Selon Mathieu Wostyn, en ce moment, il y aurait une prise de conscience de l’impact social et politique du numérique et environnemental de manière général. Plusieurs groupes militants mettent de l’avant qu’il est important de pouvoir contourner et parer aux géants du net « mainstream » qui ont un pouvoir évident sur le monde. Ainsi, ritimo se veut donc jouer un rôle de médiateur entre le milieu libriste et le milieu associatif, pour permettre aux deux de connecter et de s’apporter des connaissances.

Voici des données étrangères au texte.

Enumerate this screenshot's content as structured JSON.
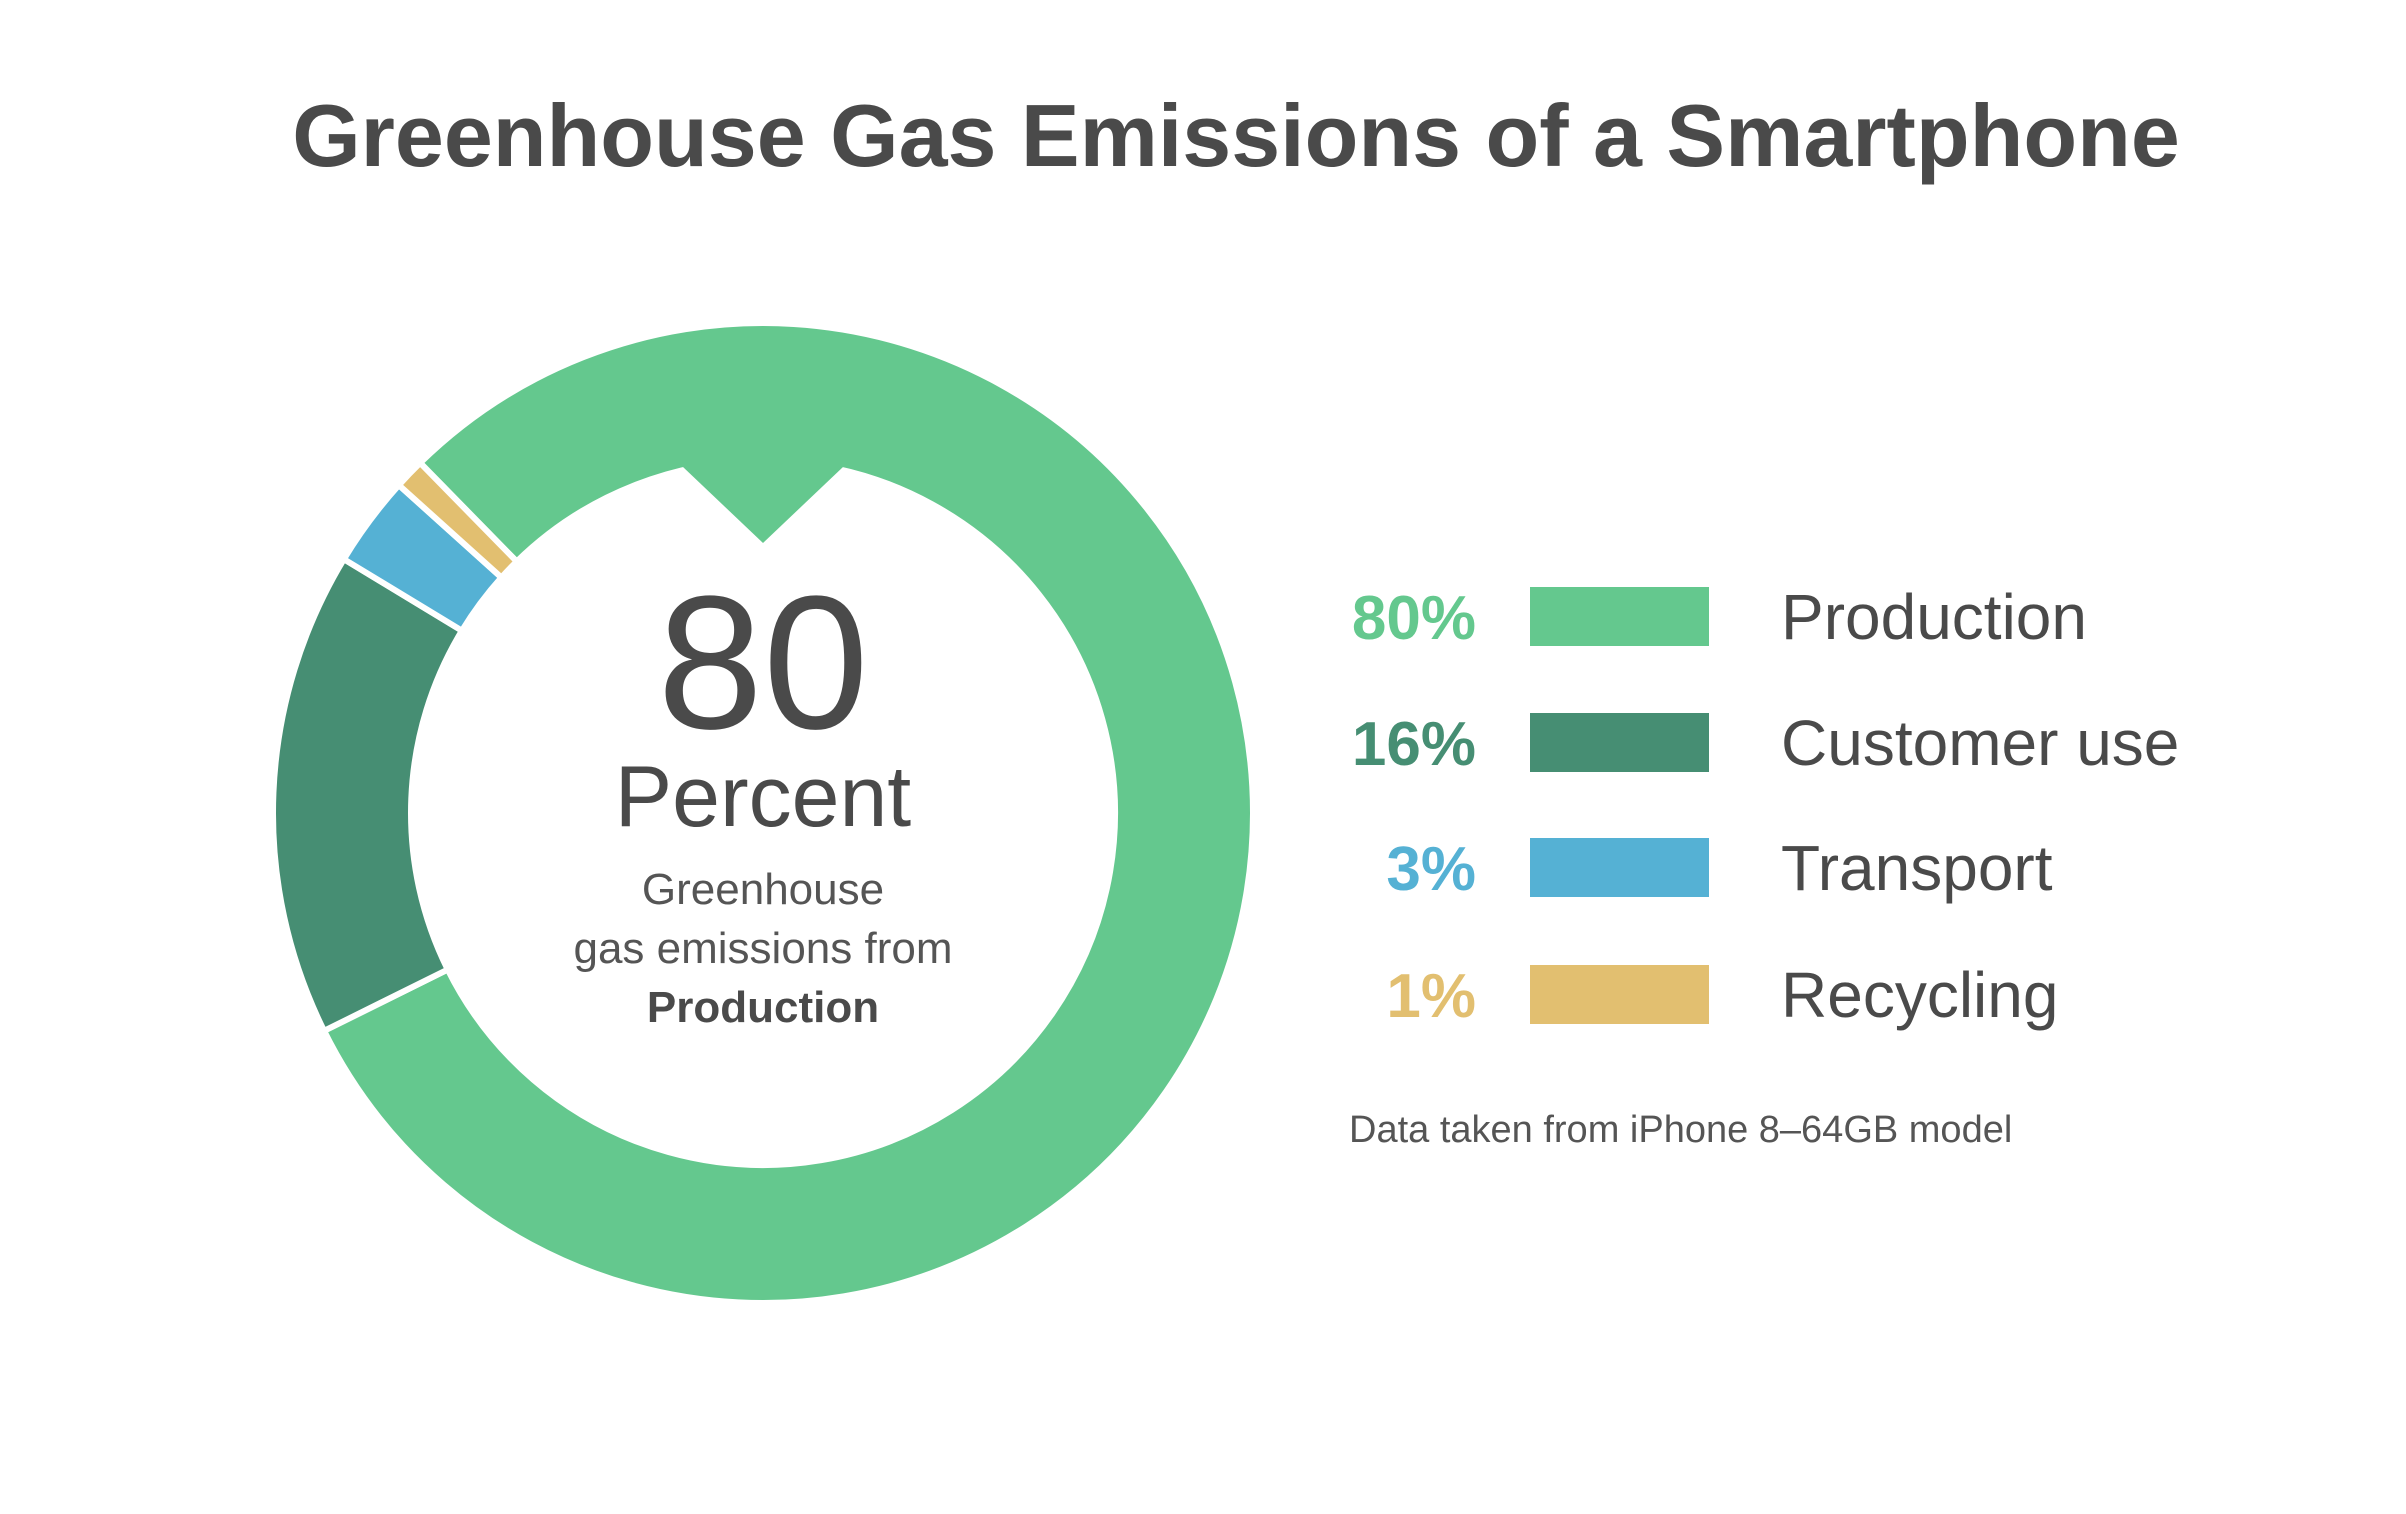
{
  "chart_data": {
    "type": "pie",
    "variant": "donut",
    "title": "Greenhouse Gas Emissions of a Smartphone",
    "categories": [
      "Production",
      "Customer use",
      "Transport",
      "Recycling"
    ],
    "values": [
      80,
      16,
      3,
      1
    ],
    "value_labels": [
      "80%",
      "16%",
      "3%",
      "1%"
    ],
    "colors": [
      "#64C88E",
      "#468E73",
      "#55B1D4",
      "#E2BF70"
    ],
    "legend_placement": "right",
    "center_text": {
      "value": "80",
      "unit": "Percent",
      "line1": "Greenhouse",
      "line2": "gas emissions from",
      "line3": "Production"
    },
    "footnote": "Data taken from iPhone 8–64GB model"
  },
  "text_color": "#4A4A4A"
}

Au niveau des initiatives qui proposent des formes de résistances et qui peuvent aider pour promouvoir l’usage du libre, Mathieu Wostyn et Myriam Merlant citent plusieurs exemples. Il y a tout d’abord Framasoft, qui proposent des services en code source libre. Puis, La Quadrature du net, un organisme français, propose une documentation de l’usage de l’informatique pour ficher les activistes dans son dossier « Technopolis ». Enfin, citons aussi les CHATONS (https://www.chatons.org/node/1), un collectif qui propose, tel qu’indiqué sur son site, « des services en lignes libres, éthiques et décentralisés afin de permettre aux utilisateur·ices de trouver rapidement des alternatives respectueuses de leurs données et de leur vie privée aux services proposés par les GAFAM (Google, Apple, Facebook, Amazon, Microsoft) ». Il y a la possibilité de créer des Chatons un peu partout dans le monde, mais cela doit se faire de manière assez autonome, avec des alliés. Ceci peut donc représenter une force associative et des ressources pour les collectifs qui souhaitent héberger les données d’autrui, en respectant la vie prive et la sécurité des militant.es, tels que les organismes qui luttent pour l’environnement ou les droits politiques.
Pour en revenir aux activités de ritimo dans le cadre des droits numériques, les deux intervenant.e.s de ritimo citent par exemple un partenariat en 2021 avec « Tournons la page », un mouvement constitué par plus de 250 organisations civiles en Afrique soutenues par des organisations européennes, et qui vise à soutenir le respect des droits fondamentaux en Afrique. Au sein, de ce partenariat, ritimo a participé à la publication de fiches sur la sécurité numérique dans 10 pays africains liées aux droits numériques, concernant la désinformation, les coupures d’internet, etc. (https://www.ritimo.org/Etat-des-lieux-du-contexte-numerique-pour-les-defenseurs-des-droits-humains). En termes d’outils, ritimo développe notamment sur Framasoft une cartographie qui vise à un partage d’informations pour savoir comment protéger mieux les droits numériques, cartographie qui pourrait venir s’insérer dans le projet global soutenu par les ateliers : créer une cartographie de tous les acteur·ices, enjeux et initiatives sur les droits et résistances numériques francophones.
Ainsi, cet atelier a permis à la fois de circonscrire et de contextualiser la question des droits numériques dans des lieux différents de la francophonie. Il a permis également de souligner l’importance de créer des espaces pour réfléchir ensemble à ces questions et pour développer des partenariats. En effet, il manque encore des liens en contexte francophone pour faire profiter des outils et des initiatives qui sont développés pour soutenir les droits numériques dans certains endroits. Il manque également une banque de données qui recensent ces ressources et outils, d’où la pertinence de réaliser une cartographie.